Bolsonaro se dedica a uma arquitetura que sobreviva a si mesmo. E isso, então, escreveria a sua biografia de estadista inaugural. O presidente eleito integra a galeria dos governantes que ambicionam nascer póstumos.

Importa a ele menos a administração cotidiana do país, com sua pauta e rotina de dificuldades, do que a suposta grande obra que, na sua imaginação, os pósteros hão de reconhecer.

Ele ainda nem tomou posse, mas já vê a si e à sua herança pelos olhos das gerações futuras. Não por acaso, resolveu ecoar uma afirmação perigosa de Carlos Bolsonaro, um dos filhos, segundo quem há pessoas próximas interessadas na sua morte. Esses temperamentos têm atração intelectual pelo trágico.

Nas democracias bem-sucedidas, governantes são eleitos para tentar melhorar os marcos institucionais, aumentar a eficiência da máquina, elevar o bem-estar da população, fazer reformas pontuais etc. Essas chatices.

Nada ambicionam de extraordinário. Levam a vida a simular modorra mesmo em tempos de grande agitação. É o caso de Theresa May, a enfrentar a sandice vitoriosa do Brexit. São os tipos que prefiro. Esforçam-se para conferir uma aparência de rotina à gestão, ainda que os problemas sejam invulgares.

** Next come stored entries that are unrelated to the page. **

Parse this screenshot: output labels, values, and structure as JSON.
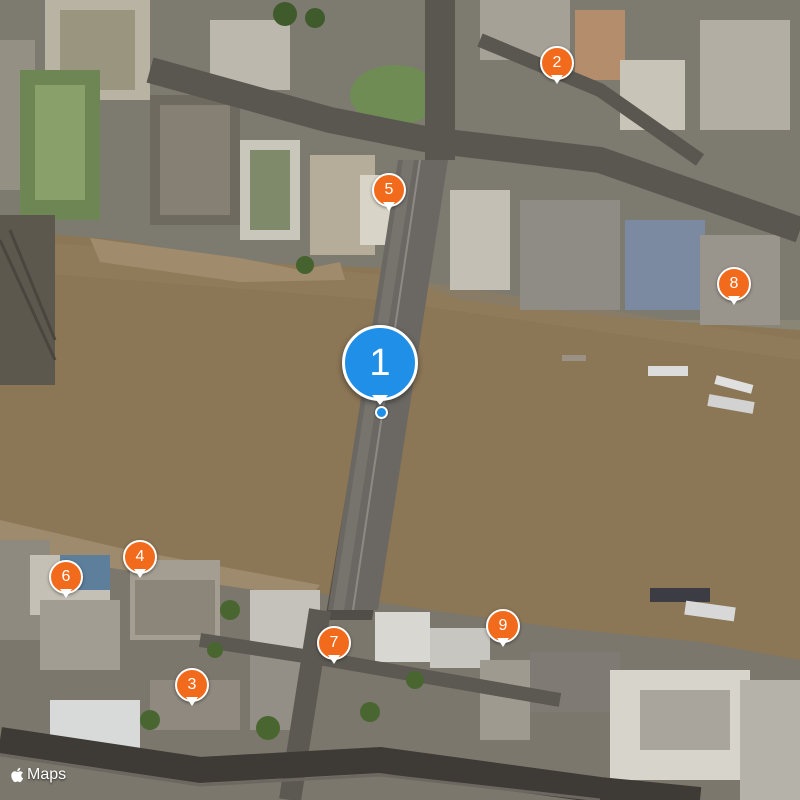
{
  "map": {
    "type": "satellite",
    "attribution": "Maps",
    "selected_pin": "1",
    "colors": {
      "river": "#8b7656",
      "primary_pin": "#1f8fe8",
      "secondary_pin": "#f26a1b"
    }
  },
  "pins": [
    {
      "label": "1",
      "kind": "primary"
    },
    {
      "label": "2",
      "kind": "secondary"
    },
    {
      "label": "3",
      "kind": "secondary"
    },
    {
      "label": "4",
      "kind": "secondary"
    },
    {
      "label": "5",
      "kind": "secondary"
    },
    {
      "label": "6",
      "kind": "secondary"
    },
    {
      "label": "7",
      "kind": "secondary"
    },
    {
      "label": "8",
      "kind": "secondary"
    },
    {
      "label": "9",
      "kind": "secondary"
    }
  ]
}
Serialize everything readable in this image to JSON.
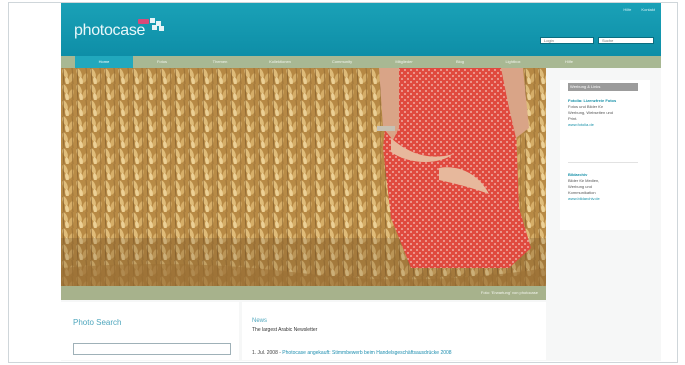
{
  "brand": {
    "logo_text": "photocase",
    "badge_color": "#d94a79",
    "header_color": "#1aa1b7",
    "nav_color": "#a8b893",
    "accent_color": "#21a8bd"
  },
  "header": {
    "top_links": [
      "Hilfe",
      "Kontakt"
    ],
    "login_field": "Login",
    "search_field": "Suche"
  },
  "nav": {
    "items": [
      "Home",
      "Fotos",
      "Themen",
      "Kollektionen",
      "Community",
      "Mitglieder",
      "Blog",
      "Lightbox",
      "Hilfe"
    ]
  },
  "hero": {
    "description": "",
    "caption": "Foto: 'Erwartung' von photocase"
  },
  "sidebar": {
    "heading": "Werbung & Links",
    "boxes": [
      {
        "title": "Fotolia: Lizenzfreie Fotos",
        "lines": [
          "Fotos und Bilder für",
          "Werbung, Webseiten und",
          "Print."
        ],
        "url": "www.fotolia.de"
      },
      {
        "title": "Bildarchiv",
        "lines": [
          "Bilder für Medien,",
          "Werbung und",
          "Kommunikation"
        ],
        "url": "www.bildarchiv.de"
      }
    ]
  },
  "photo_search": {
    "title": "Photo Search",
    "input_value": ""
  },
  "news": {
    "title": "News",
    "subtitle": "The largest Arabic Newsletter",
    "items": [
      {
        "date": "1. Jul. 2008 -",
        "link_text": "Photocase angekauft: Stimmbewerb beim Handelsgeschäftsausdrücke 2008"
      }
    ]
  }
}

E há os líderes à moda Bolsonaro, Lula ou Donald Trump, cada um com suas peculiaridades, determinados a deixar a sua marca. Podem ser tipos perigosos – às vezes, também para si mesmos, como sabe o ex-presidente brasileiro.

O petista exorcizava a dita herança maldita; Trump quer a “América grande outra vez”, já que teria sido amesquinhada por Obama, e o capitão anuncia que vai tirar o Brasil do caos, para onde o teriam conduzido a corrupção dos políticos, o marxismo e o globalismo. Se não o matarem, ele alerta.

Acontece que não basta prender mais alguns corruptos ou organizar expedições punitivas nos morros do Rio e periferias das grandes cidades. Igualmente ineficaz será produzir diagnósticos cuja síntese pode ser esta: “O Brasil precisa parar de gastar mais do que arrecada”.

Não menos ocioso será tingir de verde-oliva a infraestrutura capenga do país, sob o olhar atento de militares vigilantes e certamente bem-intencionados. Onde está o dinheiro?

Na arquitetura de poder de Bolsonaro, os partidos da Polícia, de Chicago e da Caserna se encarregam de governar, e aos políticos, expulsos de uma República já sem poetas, caberia a missão patriótica de aprovar os tais “remédios amargos”, que dariam eficiência aos poderosos de fato.

Fiel à sua visão de mundo, o presidente eleito pôs um general para dividir com um civil a tarefa de negociar com o Congresso.

Ou Bolsonaro devolve a política a seu lugar, ou não há como esse arranjo dar certo. Nascerá póstumo no pior sentido. Para o mal de todos.